Certaines situations nécessitent cependant que la commune prenne en charge les frais en premier lieu (par exemple en cas d’urgence). Elle a alors par la suite la possibilité de se retourner contre les ayants droit pour recouvrer tout ou partie des frais engagés, ou se rembourser sur le patrimoine du défunt au titre de son droit à percevoir l’impôt. Si le patrimoine peut couvrir les frais d’obsèques, il n’y aura pas indigence, et la succession sera tenue au paiement des frais (art. 806 du Code civil).
Par ailleurs, l’art. L. 2223-27 du CGCT précise que la commune "choisit l’organisme qui assurera ces obsèques". Conformément à l’art. L. 2223-21-1 du même Code modifié par la loi n° 2015-177 du 16 février 2015 relative à la modernisation et à la simplification du droit et des procédures dans les domaines de la justice et des affaires intérieures, les opérateurs de pompes funèbres doivent déposer des devis-types chiffrés présentant les prestations qu’ils fournissent. Ces devis doivent être déposés "dans chaque département où elles ont leur siège social ou un établissement secondaire, auprès des communes où ceux-ci sont situés, ainsi qu’auprès de celles de plus de 5 000 habitants".

Même en cas d’urgence, les communes disposent donc des documents leur permettant d’effectuer une inhumation à un prix convenable dans des conditions décentes et respectueuses de la dignité de ces personnes. En tout état de cause, l’art. L. 2223-22 du CGCT donne compétence aux communes pour instituer des taxes sur les inhumations, les convois et les opérations de crémation réalisés sur leur territoire. Ces fonds permettent de financer les dépenses engagées pour l’inhumation des personnes dépourvues de ressources suffisantes. Le Gouvernement n’envisage donc pas de faire évoluer la réglementation en la matière.

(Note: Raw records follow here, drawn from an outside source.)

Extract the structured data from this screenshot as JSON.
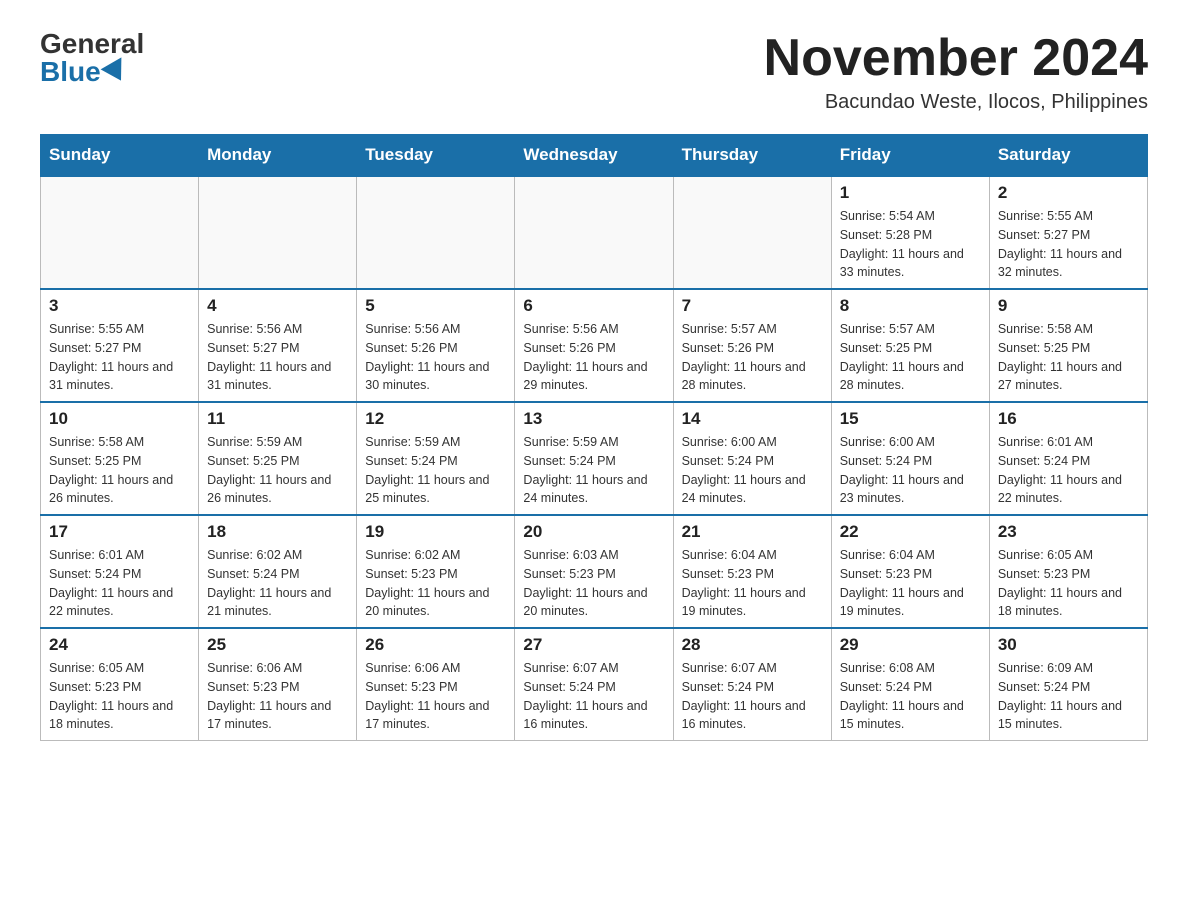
{
  "header": {
    "logo_general": "General",
    "logo_blue": "Blue",
    "month_title": "November 2024",
    "location": "Bacundao Weste, Ilocos, Philippines"
  },
  "weekdays": [
    "Sunday",
    "Monday",
    "Tuesday",
    "Wednesday",
    "Thursday",
    "Friday",
    "Saturday"
  ],
  "weeks": [
    [
      {
        "day": "",
        "info": ""
      },
      {
        "day": "",
        "info": ""
      },
      {
        "day": "",
        "info": ""
      },
      {
        "day": "",
        "info": ""
      },
      {
        "day": "",
        "info": ""
      },
      {
        "day": "1",
        "info": "Sunrise: 5:54 AM\nSunset: 5:28 PM\nDaylight: 11 hours and 33 minutes."
      },
      {
        "day": "2",
        "info": "Sunrise: 5:55 AM\nSunset: 5:27 PM\nDaylight: 11 hours and 32 minutes."
      }
    ],
    [
      {
        "day": "3",
        "info": "Sunrise: 5:55 AM\nSunset: 5:27 PM\nDaylight: 11 hours and 31 minutes."
      },
      {
        "day": "4",
        "info": "Sunrise: 5:56 AM\nSunset: 5:27 PM\nDaylight: 11 hours and 31 minutes."
      },
      {
        "day": "5",
        "info": "Sunrise: 5:56 AM\nSunset: 5:26 PM\nDaylight: 11 hours and 30 minutes."
      },
      {
        "day": "6",
        "info": "Sunrise: 5:56 AM\nSunset: 5:26 PM\nDaylight: 11 hours and 29 minutes."
      },
      {
        "day": "7",
        "info": "Sunrise: 5:57 AM\nSunset: 5:26 PM\nDaylight: 11 hours and 28 minutes."
      },
      {
        "day": "8",
        "info": "Sunrise: 5:57 AM\nSunset: 5:25 PM\nDaylight: 11 hours and 28 minutes."
      },
      {
        "day": "9",
        "info": "Sunrise: 5:58 AM\nSunset: 5:25 PM\nDaylight: 11 hours and 27 minutes."
      }
    ],
    [
      {
        "day": "10",
        "info": "Sunrise: 5:58 AM\nSunset: 5:25 PM\nDaylight: 11 hours and 26 minutes."
      },
      {
        "day": "11",
        "info": "Sunrise: 5:59 AM\nSunset: 5:25 PM\nDaylight: 11 hours and 26 minutes."
      },
      {
        "day": "12",
        "info": "Sunrise: 5:59 AM\nSunset: 5:24 PM\nDaylight: 11 hours and 25 minutes."
      },
      {
        "day": "13",
        "info": "Sunrise: 5:59 AM\nSunset: 5:24 PM\nDaylight: 11 hours and 24 minutes."
      },
      {
        "day": "14",
        "info": "Sunrise: 6:00 AM\nSunset: 5:24 PM\nDaylight: 11 hours and 24 minutes."
      },
      {
        "day": "15",
        "info": "Sunrise: 6:00 AM\nSunset: 5:24 PM\nDaylight: 11 hours and 23 minutes."
      },
      {
        "day": "16",
        "info": "Sunrise: 6:01 AM\nSunset: 5:24 PM\nDaylight: 11 hours and 22 minutes."
      }
    ],
    [
      {
        "day": "17",
        "info": "Sunrise: 6:01 AM\nSunset: 5:24 PM\nDaylight: 11 hours and 22 minutes."
      },
      {
        "day": "18",
        "info": "Sunrise: 6:02 AM\nSunset: 5:24 PM\nDaylight: 11 hours and 21 minutes."
      },
      {
        "day": "19",
        "info": "Sunrise: 6:02 AM\nSunset: 5:23 PM\nDaylight: 11 hours and 20 minutes."
      },
      {
        "day": "20",
        "info": "Sunrise: 6:03 AM\nSunset: 5:23 PM\nDaylight: 11 hours and 20 minutes."
      },
      {
        "day": "21",
        "info": "Sunrise: 6:04 AM\nSunset: 5:23 PM\nDaylight: 11 hours and 19 minutes."
      },
      {
        "day": "22",
        "info": "Sunrise: 6:04 AM\nSunset: 5:23 PM\nDaylight: 11 hours and 19 minutes."
      },
      {
        "day": "23",
        "info": "Sunrise: 6:05 AM\nSunset: 5:23 PM\nDaylight: 11 hours and 18 minutes."
      }
    ],
    [
      {
        "day": "24",
        "info": "Sunrise: 6:05 AM\nSunset: 5:23 PM\nDaylight: 11 hours and 18 minutes."
      },
      {
        "day": "25",
        "info": "Sunrise: 6:06 AM\nSunset: 5:23 PM\nDaylight: 11 hours and 17 minutes."
      },
      {
        "day": "26",
        "info": "Sunrise: 6:06 AM\nSunset: 5:23 PM\nDaylight: 11 hours and 17 minutes."
      },
      {
        "day": "27",
        "info": "Sunrise: 6:07 AM\nSunset: 5:24 PM\nDaylight: 11 hours and 16 minutes."
      },
      {
        "day": "28",
        "info": "Sunrise: 6:07 AM\nSunset: 5:24 PM\nDaylight: 11 hours and 16 minutes."
      },
      {
        "day": "29",
        "info": "Sunrise: 6:08 AM\nSunset: 5:24 PM\nDaylight: 11 hours and 15 minutes."
      },
      {
        "day": "30",
        "info": "Sunrise: 6:09 AM\nSunset: 5:24 PM\nDaylight: 11 hours and 15 minutes."
      }
    ]
  ]
}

3 - Contrôle du respect des dispositions légales en vigueur pour les contrats obsèques

Question écrite n° 08553 posée par M. Jean-Pierre Sueur (du Loiret – SOC) publiée dans le JO Sénat du 24/01/2019 – page 370

M. Jean-Pierre Sueur appelle l’attention de M. le ministre de l’Économie et des Finances sur le respect de la législation en vigueur relative aux contrats obsèques, suite aux réponses reçues à sa question écrite n° 07131 (Journal officiel du 27 décembre 2018, p. 6778) et à sa question orale n° 0465S. Il lui fait part de son étonnement devant le fait que, dans la réponse en séance plénière le 4 décembre 2018 apportée à sa question orale, qui portait sur les fraudes constatées concernant des contrats de prestation d’obsèques "packagés", le ministère a fait état de sa méconnaissance sur ce dossier en précisant que "les signalements ne sont pas connus [du ministère] de manière suffisamment précise pour qu’[il puisse] apporter une réponse technique à ce stade".

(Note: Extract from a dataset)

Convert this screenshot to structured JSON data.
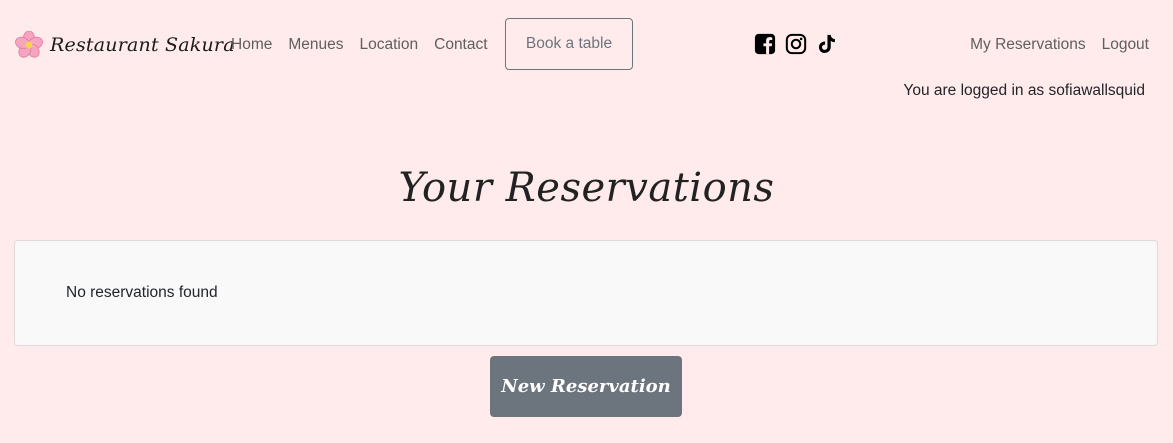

Or, dans une réponse à une question écrite portant sur le nécessaire respect de la liberté de choix d’un prestataire funéraire lors de la souscription d’un contrat obsèques, le ministère affirmait que "les corps de contrôle de l’État, à l’occasion des enquêtes qu’ils diligentent dans ce secteur, sont vigilants concernant la bonne information des souscripteurs. Ainsi, ils vérifient, au cas par cas, la conformité des méthodes de vente utilisées par les sociétés proposant des contrats obsèques, aux règles de protection des consommateurs, et le cas échéant prennent toute mesure appropriée pour que les opérateurs se mettent en conformité".

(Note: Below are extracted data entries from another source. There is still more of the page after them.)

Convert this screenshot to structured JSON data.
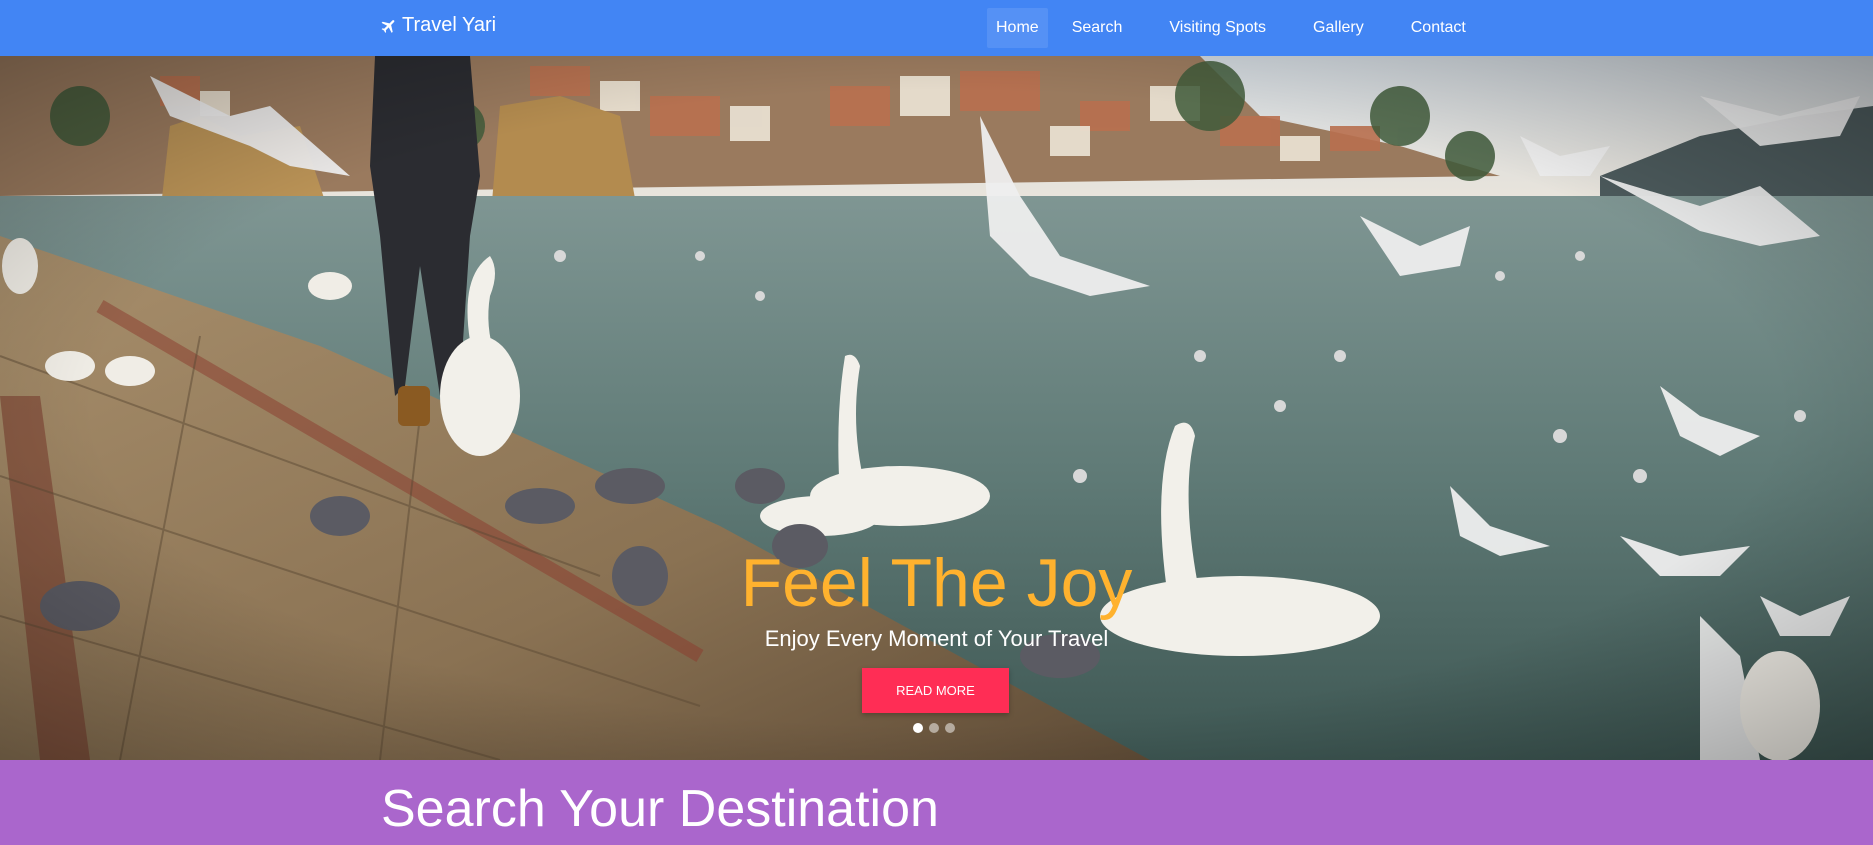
{
  "navbar": {
    "brand": "Travel Yari",
    "brand_icon": "plane-icon",
    "background": "#4285f4",
    "items": [
      {
        "label": "Home",
        "active": true
      },
      {
        "label": "Search",
        "active": false
      },
      {
        "label": "Visiting Spots",
        "active": false
      },
      {
        "label": "Gallery",
        "active": false
      },
      {
        "label": "Contact",
        "active": false
      }
    ]
  },
  "hero": {
    "title": "Feel The Joy",
    "title_color": "#ffb22e",
    "subtitle": "Enjoy Every Moment of Your Travel",
    "button_label": "READ MORE",
    "button_color": "#ff2d55",
    "carousel_count": 3,
    "carousel_active": 1
  },
  "search_section": {
    "title": "Search Your Destination",
    "background": "#aa66cc"
  }
}
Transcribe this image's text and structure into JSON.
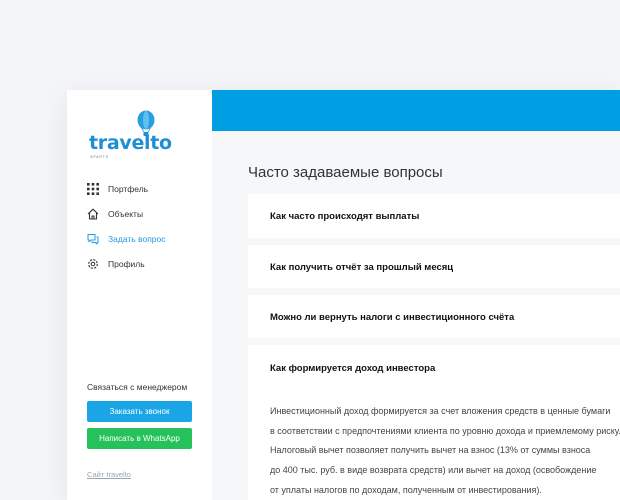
{
  "logo": {
    "word": "travelto",
    "sub": "APARTS"
  },
  "sidebar": {
    "items": [
      {
        "label": "Портфель",
        "icon": "grid-icon"
      },
      {
        "label": "Объекты",
        "icon": "home-icon"
      },
      {
        "label": "Задать вопрос",
        "icon": "chat-icon",
        "active": true
      },
      {
        "label": "Профиль",
        "icon": "gear-icon"
      }
    ],
    "contact_label": "Связаться с менеджером",
    "call_button": "Заказать звонок",
    "whatsapp_button": "Написать в WhatsApp",
    "site_link": "Сайт travelto"
  },
  "main": {
    "title": "Часто задаваемые вопросы",
    "faq": [
      {
        "question": "Как часто происходят выплаты"
      },
      {
        "question": "Как получить отчёт за прошлый месяц"
      },
      {
        "question": "Можно ли вернуть налоги с инвестиционного счёта"
      },
      {
        "question": "Как формируется доход инвестора",
        "answer_lines": [
          "Инвестиционный доход формируется за счет вложения средств в ценные бумаги",
          "в соответствии с предпочтениями клиента по уровню дохода и приемлемому риску.",
          "Налоговый вычет позволяет получить вычет на взнос (13% от суммы взноса",
          "до 400 тыс. руб. в виде возврата средств) или вычет на доход (освобождение",
          "от уплаты налогов по доходам, полученным от инвестирования)."
        ]
      }
    ]
  },
  "colors": {
    "accent": "#009ee3",
    "call_button": "#1aa6e6",
    "whatsapp_button": "#25c25c",
    "logo": "#1e8fd4"
  }
}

Il lui rappelle qu’il apparaît que des banques ou sociétés d’assurance continuent de proposer, massivement, des contrats packagés qui ne respectent pas strictement les termes de l’art. L. 2223-34-1 du CGCT en vertu duquel "toute clause d’un contrat prévoyant des prestations d’obsèques à l’avance sans que le contenu détaillé et personnalisé de ces prestations soit défini est réputée non écrite". Il apparaît aussi que certaines banques ou sociétés d’assurance usent de divers stratagèmes pour donner l’illusion que la loi est respectée quand bien même elle ne l’est pas, puisque les contrats souscrits ne sont pas effectivement assortis d’un descriptif qui doit être à la fois détaillé et personnalisé des obsèques envisagées. Il lui demande quelles mesures précises il compte prendre pour qu’il soit mis fin à ces pratiques strictement contraires à la loi, et que les contrevenants soient sanctionnés. 

Réponse de M. le ministre de l’Économie et des Finances publiée dans le JO Sénat du 25/04/2019 – page 2256

Les contrats d’assurance obsèques sont de deux types : les contrats en capital, qui permettent la prise en charge du financement des obsèques, sans dispositions concernant l’organisation de celles-ci, et les formules de prestations d’obsèques à l’avance, qui les prévoient spécifiquement. Ces contrats en prestations impliquent obligatoirement l’action conjointe d’un assureur et d’un opérateur funéraire. C’est le contrat de prestations funéraires qui doit contenir un descriptif détaillé et personnalisé des prestations pour être conforme aux dispositions de l’art. L. 2223-34-1 du CGCT. La loi prévoit également l’information des assurés sur la possibilité de changer de prestations, sans frais à fournitures ou prestations équivalentes, ou d’opérateur funéraire tout au long de la vie du contrat (art. L. 2223-35-1).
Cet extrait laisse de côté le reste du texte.